New Orleans, La. – Mayors on Landrieu's tour on a hot June afternoon watched as scores of boats attacked the spill in the hardest-hit area of wetlands. Miles of white and orange boom outlined the craggy shoreline, some parts coated in oil.
Now, the boom is gone. So are the shoreline clean-up crews. But the oil's still there. It quickly seeps onto shoes in only a few steps on the dying grass.
Those cannon sounds are made by propane guns to keep birds from landing in the sludge.

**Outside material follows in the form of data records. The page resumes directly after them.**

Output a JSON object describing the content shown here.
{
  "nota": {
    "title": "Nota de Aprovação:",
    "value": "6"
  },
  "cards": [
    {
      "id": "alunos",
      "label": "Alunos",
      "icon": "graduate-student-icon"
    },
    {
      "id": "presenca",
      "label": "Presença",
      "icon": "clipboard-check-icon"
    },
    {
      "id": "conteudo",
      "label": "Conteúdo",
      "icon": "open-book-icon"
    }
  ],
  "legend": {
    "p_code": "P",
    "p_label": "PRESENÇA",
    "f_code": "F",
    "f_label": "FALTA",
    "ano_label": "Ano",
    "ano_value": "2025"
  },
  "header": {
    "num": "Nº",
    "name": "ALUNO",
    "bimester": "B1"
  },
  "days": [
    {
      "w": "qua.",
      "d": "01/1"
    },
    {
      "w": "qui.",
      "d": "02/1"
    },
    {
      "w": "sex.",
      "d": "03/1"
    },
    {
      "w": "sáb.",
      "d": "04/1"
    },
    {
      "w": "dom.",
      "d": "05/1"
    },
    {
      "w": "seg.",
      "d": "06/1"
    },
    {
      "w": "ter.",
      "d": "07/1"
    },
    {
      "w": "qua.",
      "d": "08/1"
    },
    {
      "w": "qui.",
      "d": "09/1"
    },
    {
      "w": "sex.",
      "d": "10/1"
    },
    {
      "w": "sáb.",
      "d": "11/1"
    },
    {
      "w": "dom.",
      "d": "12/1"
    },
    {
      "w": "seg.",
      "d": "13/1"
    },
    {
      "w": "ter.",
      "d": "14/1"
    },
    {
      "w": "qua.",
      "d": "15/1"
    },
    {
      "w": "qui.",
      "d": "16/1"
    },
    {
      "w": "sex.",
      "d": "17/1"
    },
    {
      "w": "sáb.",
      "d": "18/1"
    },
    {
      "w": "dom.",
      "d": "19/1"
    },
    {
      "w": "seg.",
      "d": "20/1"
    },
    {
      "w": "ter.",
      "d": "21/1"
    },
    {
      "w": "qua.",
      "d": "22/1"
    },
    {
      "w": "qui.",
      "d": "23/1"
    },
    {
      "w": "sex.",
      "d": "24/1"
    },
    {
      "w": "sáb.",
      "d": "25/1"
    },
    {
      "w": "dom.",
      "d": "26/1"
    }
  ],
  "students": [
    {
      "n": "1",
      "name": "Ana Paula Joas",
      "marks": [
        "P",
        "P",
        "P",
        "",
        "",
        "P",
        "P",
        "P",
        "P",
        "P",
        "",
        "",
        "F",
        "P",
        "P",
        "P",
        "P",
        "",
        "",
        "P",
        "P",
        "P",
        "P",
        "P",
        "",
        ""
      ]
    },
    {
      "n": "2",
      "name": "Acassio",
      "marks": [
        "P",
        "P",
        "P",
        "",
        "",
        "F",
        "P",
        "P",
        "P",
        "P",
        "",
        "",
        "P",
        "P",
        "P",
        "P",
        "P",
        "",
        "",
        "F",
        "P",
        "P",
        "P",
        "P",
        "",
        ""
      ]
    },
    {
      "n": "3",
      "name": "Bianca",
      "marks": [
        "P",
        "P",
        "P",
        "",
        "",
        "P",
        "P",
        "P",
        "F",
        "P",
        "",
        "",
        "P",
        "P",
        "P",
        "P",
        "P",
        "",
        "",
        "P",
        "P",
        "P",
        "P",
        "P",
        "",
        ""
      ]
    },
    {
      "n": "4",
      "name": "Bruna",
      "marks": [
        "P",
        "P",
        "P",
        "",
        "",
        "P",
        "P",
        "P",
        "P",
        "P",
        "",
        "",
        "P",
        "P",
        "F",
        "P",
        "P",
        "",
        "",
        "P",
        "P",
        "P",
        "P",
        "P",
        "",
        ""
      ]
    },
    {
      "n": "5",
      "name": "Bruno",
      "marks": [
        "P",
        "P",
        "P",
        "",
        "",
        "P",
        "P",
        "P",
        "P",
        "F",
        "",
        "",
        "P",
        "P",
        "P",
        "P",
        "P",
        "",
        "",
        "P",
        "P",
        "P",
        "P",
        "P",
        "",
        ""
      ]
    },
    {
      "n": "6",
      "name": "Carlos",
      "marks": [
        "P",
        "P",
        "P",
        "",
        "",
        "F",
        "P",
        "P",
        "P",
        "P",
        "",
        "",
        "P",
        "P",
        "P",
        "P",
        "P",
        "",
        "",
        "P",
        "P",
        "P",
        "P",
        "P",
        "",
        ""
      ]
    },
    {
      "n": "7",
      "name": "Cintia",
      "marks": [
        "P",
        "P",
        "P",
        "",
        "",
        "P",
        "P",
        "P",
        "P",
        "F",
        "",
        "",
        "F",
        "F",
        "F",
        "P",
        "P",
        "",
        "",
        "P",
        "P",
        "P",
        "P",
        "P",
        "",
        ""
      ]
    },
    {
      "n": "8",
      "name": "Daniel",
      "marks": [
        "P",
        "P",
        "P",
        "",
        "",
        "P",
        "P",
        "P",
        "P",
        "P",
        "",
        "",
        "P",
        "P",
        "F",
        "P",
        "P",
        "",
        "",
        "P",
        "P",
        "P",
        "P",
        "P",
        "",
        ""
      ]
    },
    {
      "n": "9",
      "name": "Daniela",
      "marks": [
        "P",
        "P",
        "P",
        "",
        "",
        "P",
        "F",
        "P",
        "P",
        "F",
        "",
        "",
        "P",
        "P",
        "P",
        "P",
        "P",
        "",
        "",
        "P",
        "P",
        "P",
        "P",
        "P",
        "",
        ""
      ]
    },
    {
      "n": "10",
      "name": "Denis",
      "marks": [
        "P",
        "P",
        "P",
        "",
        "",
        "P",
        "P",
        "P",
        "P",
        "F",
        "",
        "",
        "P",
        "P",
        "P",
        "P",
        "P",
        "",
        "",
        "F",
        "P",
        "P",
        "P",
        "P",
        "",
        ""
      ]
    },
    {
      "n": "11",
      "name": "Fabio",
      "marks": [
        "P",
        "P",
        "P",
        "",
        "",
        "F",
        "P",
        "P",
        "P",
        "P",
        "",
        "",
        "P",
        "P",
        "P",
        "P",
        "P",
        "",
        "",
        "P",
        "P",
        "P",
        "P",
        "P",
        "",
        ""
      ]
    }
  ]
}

Plaquemines Parish coastal program manager Albertine (al-bur-teen) Kimble drove her airboat onto the edge of one patch for a closer look.
"See those waves hitting that grass? All it's doing - excuse me - dead grass - is making it collapse into the Gulf of Mexico. That's exactly what's going on. You talk about speeded up coastal erosion - that is the savior, this is the end. This is the death. When you lose this, it's over. Got to have the wetlands."
Kimble and several others with airboats took reporters for a look at Bay Jimmy. The healthy-looking taller grass was back several feet from flat, dead oily marsh that's obviously washing away.
"We save New Orleans. If we lose this, it's coming to you. That's what I tell everybody. If we lose our wetlands, it's just gonna eat like a cancer -- The fastest-growing cancer you've ever seen in your life. And it's gonna spread up on the state. Just like a disappearing act. That's what it's going to be like. Can't do nothing, though. You gotta keep fighting."
The airboat tour followed the launch of the America's Wetland Foundation plan to battle coastal erosion along the Gulf Coast.
"Local government, state government, everybody getting together. All the smartest of the smart. That's the answer. Working together and not leaving."
In Bay Jimmy for WWNO, I'm Eileen Fleming.